Ein Städtchen in der Slowakei, Rudňany, ein tristes Bergbaustädtchen in einer verwüsteten postindustriellen Landschaft. Der polnische Schriftsteller Andrzej Stasiuk hat es besucht, und was er dort sah, verleitet ihn zu der pessimistischen Annahme: „Rudňany war Gestalt gewordener Untergang, Vergangenheit und Verlust […] Rudňany ist die Erzählung von einer Welt, für die immer größere geographische, historische und menschliche Räume überflüssig werden.“ Dass mag man kaum glauben im Zeitalter der Globalisierung und einer immer enger zusammenwachsenden Welt.

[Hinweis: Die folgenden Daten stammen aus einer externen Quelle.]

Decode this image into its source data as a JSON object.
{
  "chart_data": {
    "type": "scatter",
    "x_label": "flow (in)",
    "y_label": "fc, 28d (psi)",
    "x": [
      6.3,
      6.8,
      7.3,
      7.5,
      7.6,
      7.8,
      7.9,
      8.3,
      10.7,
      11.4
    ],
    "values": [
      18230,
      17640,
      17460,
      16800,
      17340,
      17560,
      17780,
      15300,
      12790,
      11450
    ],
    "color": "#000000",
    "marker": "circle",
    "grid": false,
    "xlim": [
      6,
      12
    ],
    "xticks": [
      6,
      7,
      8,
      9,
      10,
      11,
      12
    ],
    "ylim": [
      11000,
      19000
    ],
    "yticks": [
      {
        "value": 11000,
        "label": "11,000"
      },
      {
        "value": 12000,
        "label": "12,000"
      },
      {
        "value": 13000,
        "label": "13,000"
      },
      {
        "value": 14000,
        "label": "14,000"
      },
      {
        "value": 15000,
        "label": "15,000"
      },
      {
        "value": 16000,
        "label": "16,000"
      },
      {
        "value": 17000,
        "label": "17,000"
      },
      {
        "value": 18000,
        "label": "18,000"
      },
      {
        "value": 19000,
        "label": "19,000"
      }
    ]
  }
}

Doch liest man „Last & Lost“, den von Katharina Raabe und Monika Sznajderman herausgegebenen „Atlas des verschwindenden Europas“, bekommt man wirklich den Eindruck, dass es sie überall in Europa verstärkt gibt, die aufgegebenen Orte und Räume, das wasteland: Ruinen der modernen Zivilisation, ob Industriebrachen oder stillgelegte Bahnhöfe, ob seit jeher vergessene Gegenden an den Rändern Westeuropas oder durch Krieg und Vertreibung verwüstete einstige Großzentren in Mittel- und Osteuropa.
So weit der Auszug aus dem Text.